In the ancient Mediterranean, tales of people running off were not uncommon. Even the supposed foundational piece of Greek literature, the Iliad, can be seen as the story of Helen running away from Sparta! Aeneas, as portrayed in the Aeneid, fled his home of Troy rather than dying in its futile defense.
These are, of course, mythological stories about “heroes” and their deeds. But we know that in historical times, people also ran away, for one reason or another. For one Paphlagonian household in the second century AD, a son’s sudden and unscheduled departure led to the deaths of servants and a public confrontation for one of the era’s most controversial conmen.
Back in Roman Egypt
Sometime during the period in which Alexander of Abonoteichus (ca. 105-ca. 170) was preaching his newly created Cult of Glycon (an ancient snake god), a son from a presumably well-off Paphlagonian household was studying in Alexandria.
One day, the young man decided to take a boat ride up the Nile. This was probably a relaxing escape from the bustling city that sat in the vast river’s delta. Going up the river, he would have seen a variety of wildlife, cities, towns and villages scattered about, and the constant flow of traffic carrying goods north and south. Egypt’s great river was the super highway, the Autobahn, of its time.
He went all the way to Clysma, an important, though probably small, settlement at the head of the Gulf of Suez. Its importance lies in the fact that roads from Sinai, Palestine, and Egypt intersected there, and because it was positioned at the outlet of a canal that linked the Nile and the Red Sea.
Here, the young student made a fateful decision; he hopped aboard a ship bound for a faraway land. As Lucian puts it in the mouth of an unnamed Epicurean, “as a vessel was just putting to sea, [he] was induced to join others in a voyage to India” (Alex. 44; from the translation found here).
His choice was not an inconsequential one for two reasons. The first is that this was a trip that would probably take around a year. Using the annual monsoons to get back and forth across the Indian Ocean means that ships would linger in the east until they could catch a helpful wind back towards the Red Sea. Thus, the student was making a long-term commitment, perhaps unknowingly.
The second reason that this was a consequential decision, is that it ultimately led to the deaths of his servants. When he didn’t return from what should have been a short journey up the Nile, they reported back to his family in Paphlagonia. Although it seems that the father was at first unsure what to do, Alexander the False Prophet, as Lucian referred to him, prevailed upon him “to put his servants on trial for their lives.”

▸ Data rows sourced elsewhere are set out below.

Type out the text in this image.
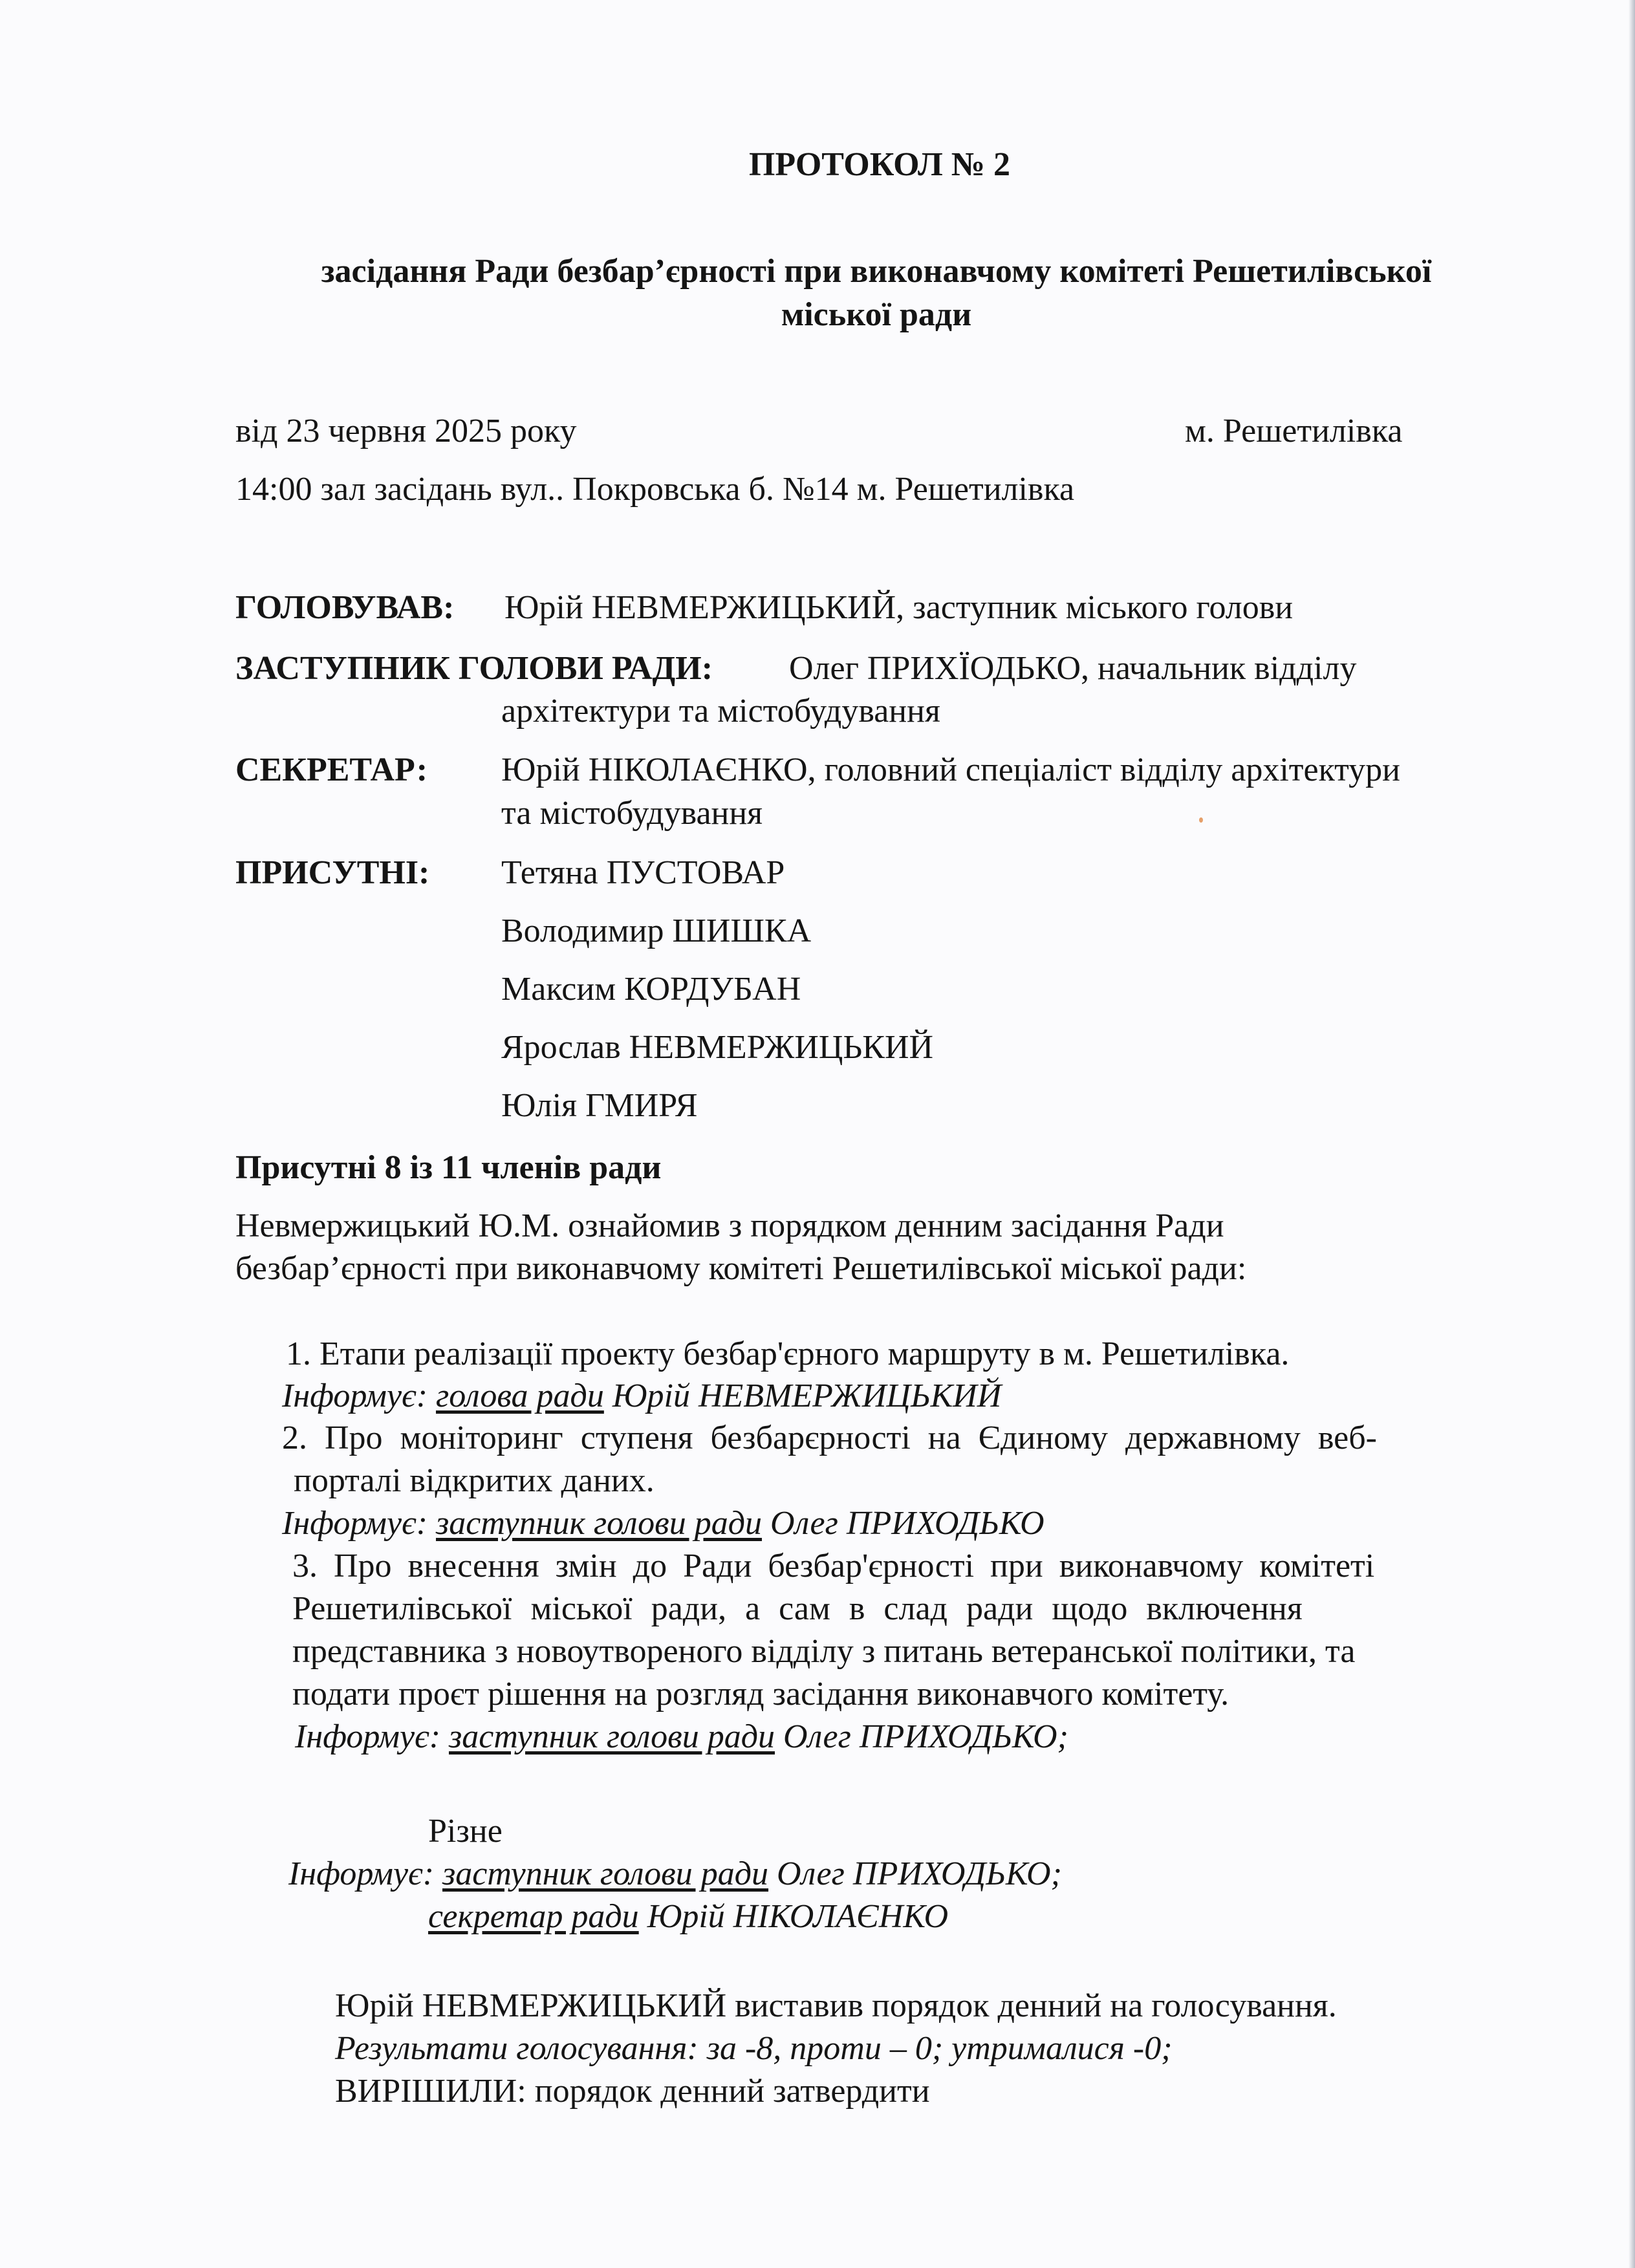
ПРОТОКОЛ № 2
засідання Ради безбар’єрності при виконавчому комітеті Решетилівської
міської ради
від 23 червня 2025 року	м. Решетилівка
14:00 зал засідань вул.. Покровська б. №14 м. Решетилівка
ГОЛОВУВАВ: Юрій НЕВМЕРЖИЦЬКИЙ, заступник міського голови
ЗАСТУПНИК ГОЛОВИ РАДИ: Олег ПРИХЇОДЬКО, начальник відділу
архітектури та містобудування
СЕКРЕТАР: Юрій НІКОЛАЄНКО, головний спеціаліст відділу архітектури
та містобудування
ПРИСУТНІ: Тетяна ПУСТОВАР
Володимир ШИШКА
Максим КОРДУБАН
Ярослав НЕВМЕРЖИЦЬКИЙ
Юлія ГМИРЯ
Присутні 8 із 11 членів ради
Невмержицький Ю.М. ознайомив з порядком денним засідання Ради
безбар’єрності при виконавчому комітеті Решетилівської міської ради:
1. Етапи реалізації проекту безбар'єрного маршруту в м. Решетилівка.
Інформує: голова ради Юрій НЕВМЕРЖИЦЬКИЙ
2. Про моніторинг ступеня безбарєрності на Єдиному державному веб-
порталі відкритих даних.
Інформує: заступник голови ради Олег ПРИХОДЬКО
3. Про внесення змін до Ради безбар'єрності при виконавчому комітеті
Решетилівської міської ради, а сам в слад ради щодо включення
представника з новоутвореного відділу з питань ветеранської політики, та
подати проєт рішення на розгляд засідання виконавчого комітету.
Інформує: заступник голови ради Олег ПРИХОДЬКО;
Різне
Інформує: заступник голови ради Олег ПРИХОДЬКО;
секретар ради Юрій НІКОЛАЄНКО
Юрій НЕВМЕРЖИЦЬКИЙ виставив порядок денний на голосування.
Результати голосування: за -8, проти – 0; утрималися -0;
ВИРІШИЛИ: порядок денний затвердити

Thus, they were brought before the Roman governor of Galatia and charged with murdering the son. They were found guilty and executed, perhaps by being fed to animals in a gory public display. Lucian says that they were killed, “given over to the wild beasts.”
Not long after this, though, the son showed up, perhaps with a tropical tan and a new understanding of the hardships faced by sailors. His servants had been sentenced to death for a crime that they didn’t commit – a crime that actually never occurred.
The moral of the story
Within this story, used as evidence of Alexander’s status as a “false prophet” and a dangerous man, we learn a few interesting things. India was an alluring place in the second century AD; so much so that a story of a young, studious, man deciding on a whim to sail thither was perhaps not considered out of the ordinary.

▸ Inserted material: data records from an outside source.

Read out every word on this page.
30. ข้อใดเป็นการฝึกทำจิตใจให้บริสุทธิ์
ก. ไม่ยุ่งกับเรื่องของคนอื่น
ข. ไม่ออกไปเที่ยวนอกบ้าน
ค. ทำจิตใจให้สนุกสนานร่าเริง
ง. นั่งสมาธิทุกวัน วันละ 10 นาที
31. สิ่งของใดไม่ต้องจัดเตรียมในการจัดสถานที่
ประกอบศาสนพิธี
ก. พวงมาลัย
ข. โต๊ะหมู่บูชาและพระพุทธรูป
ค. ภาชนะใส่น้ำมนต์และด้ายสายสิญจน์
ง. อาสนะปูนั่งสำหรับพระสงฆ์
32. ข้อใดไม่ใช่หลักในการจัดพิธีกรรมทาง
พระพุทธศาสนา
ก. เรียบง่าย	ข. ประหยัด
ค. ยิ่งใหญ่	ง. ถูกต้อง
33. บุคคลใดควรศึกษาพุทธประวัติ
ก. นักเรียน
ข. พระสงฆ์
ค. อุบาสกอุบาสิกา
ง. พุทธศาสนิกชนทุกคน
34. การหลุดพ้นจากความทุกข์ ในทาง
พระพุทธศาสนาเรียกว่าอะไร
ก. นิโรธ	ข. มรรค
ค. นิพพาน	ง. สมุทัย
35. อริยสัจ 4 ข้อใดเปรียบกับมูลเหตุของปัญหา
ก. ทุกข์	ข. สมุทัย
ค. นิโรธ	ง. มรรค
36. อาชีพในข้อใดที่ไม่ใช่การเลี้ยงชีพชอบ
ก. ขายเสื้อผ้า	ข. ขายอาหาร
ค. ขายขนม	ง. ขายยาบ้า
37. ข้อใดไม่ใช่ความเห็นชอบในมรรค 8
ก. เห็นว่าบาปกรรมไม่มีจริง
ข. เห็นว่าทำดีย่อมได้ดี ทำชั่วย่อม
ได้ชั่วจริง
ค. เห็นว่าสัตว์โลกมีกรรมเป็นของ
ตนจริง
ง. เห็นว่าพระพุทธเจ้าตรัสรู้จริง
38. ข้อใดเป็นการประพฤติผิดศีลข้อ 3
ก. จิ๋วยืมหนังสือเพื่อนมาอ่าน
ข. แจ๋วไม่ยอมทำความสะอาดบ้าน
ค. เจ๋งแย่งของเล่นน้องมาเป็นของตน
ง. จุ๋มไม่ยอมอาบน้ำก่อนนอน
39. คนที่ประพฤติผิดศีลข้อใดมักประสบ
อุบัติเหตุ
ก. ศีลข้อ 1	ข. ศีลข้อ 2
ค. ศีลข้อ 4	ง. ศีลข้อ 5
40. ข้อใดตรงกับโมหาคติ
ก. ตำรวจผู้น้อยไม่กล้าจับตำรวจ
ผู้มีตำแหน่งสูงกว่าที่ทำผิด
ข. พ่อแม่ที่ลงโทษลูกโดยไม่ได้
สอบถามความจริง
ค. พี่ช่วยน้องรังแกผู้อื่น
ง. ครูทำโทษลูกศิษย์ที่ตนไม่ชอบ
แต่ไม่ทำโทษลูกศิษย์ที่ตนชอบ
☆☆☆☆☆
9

Although we are not privy to his decision-making process, I assume that it was the draw of an exotic place and, probably, romantic tales of sailors and merchants. As we will see in a book soon to be reviewed here on Ancient World Magazine, there is good reason to believe that by this time Mediterranean imaginations had been captured by the east, and India in particular.

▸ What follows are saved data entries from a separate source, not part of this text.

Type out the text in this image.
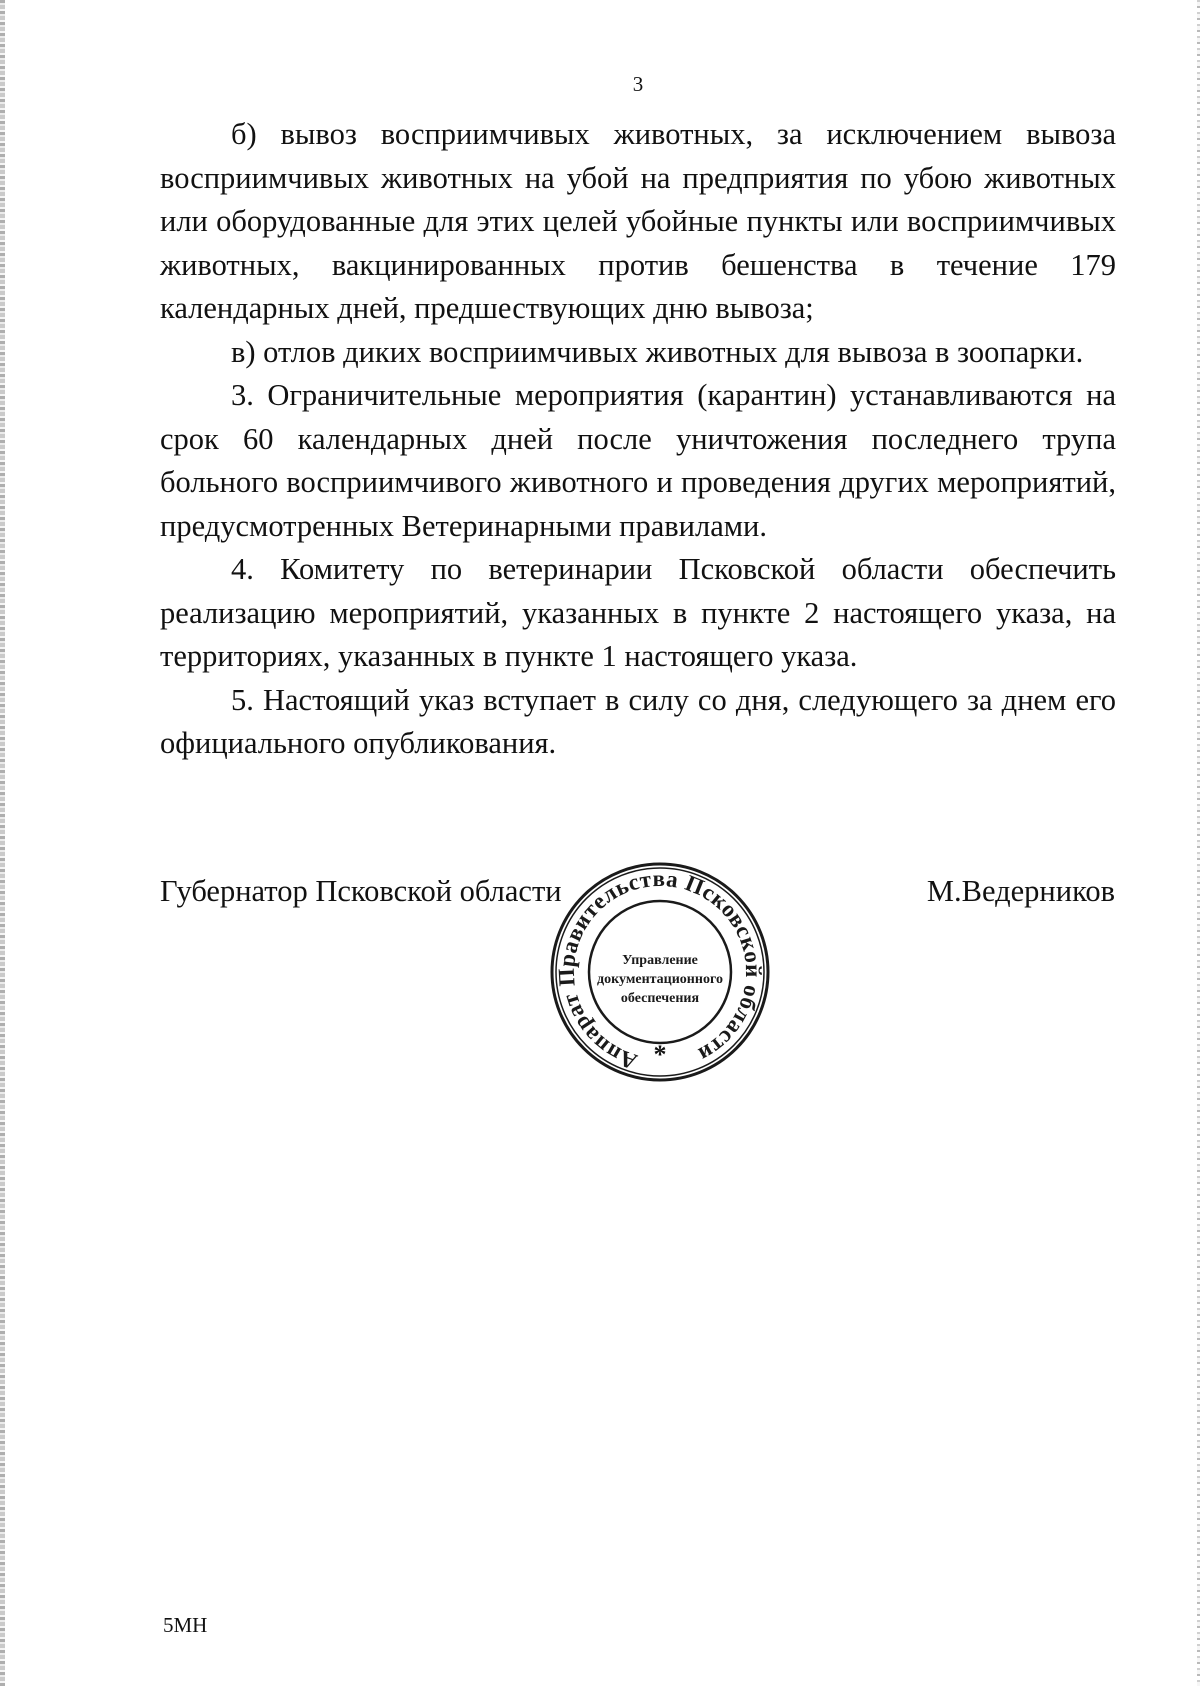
3

б) вывоз восприимчивых животных, за исключением вывоза восприимчивых животных на убой на предприятия по убою животных или оборудованные для этих целей убойные пункты или восприимчивых животных, вакцинированных против бешенства в течение 179 календарных дней, предшествующих дню вывоза;

в) отлов диких восприимчивых животных для вывоза в зоопарки.

3. Ограничительные мероприятия (карантин) устанавливаются на срок 60 календарных дней после уничтожения последнего трупа больного восприимчивого животного и проведения других мероприятий, предусмотренных Ветеринарными правилами.

4. Комитету по ветеринарии Псковской области обеспечить реализацию мероприятий, указанных в пункте 2 настоящего указа, на территориях, указанных в пункте 1 настоящего указа.

5. Настоящий указ вступает в силу со дня, следующего за днем его официального опубликования.

Губернатор Псковской области	М.Ведерников
Аппарат Правительства Псковской области
Управление
документационного
обеспечения
*
5МН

But we also learn something of the relationship between master and servant from this tale. The servants sent to Alexandria with the unnamed son were clearly trusted individuals, and probably had been with the family for some time. But when the student did not return to Paphlagonia, the father did not listen to the servants’ ideas of what could have happened. They suggested that maybe he died on the cruise up the Nile, or that he was taken by brigands.
Instead, the father listens to a wandering prophet of an emergent faith, Alexander. He put more trust in the “oracle” provided by this man than in the words of his own servants. This is probably an indication of the dire situation in which people of this class found themselves. They died when their master elected to believe the bollocks of a snake god salesman.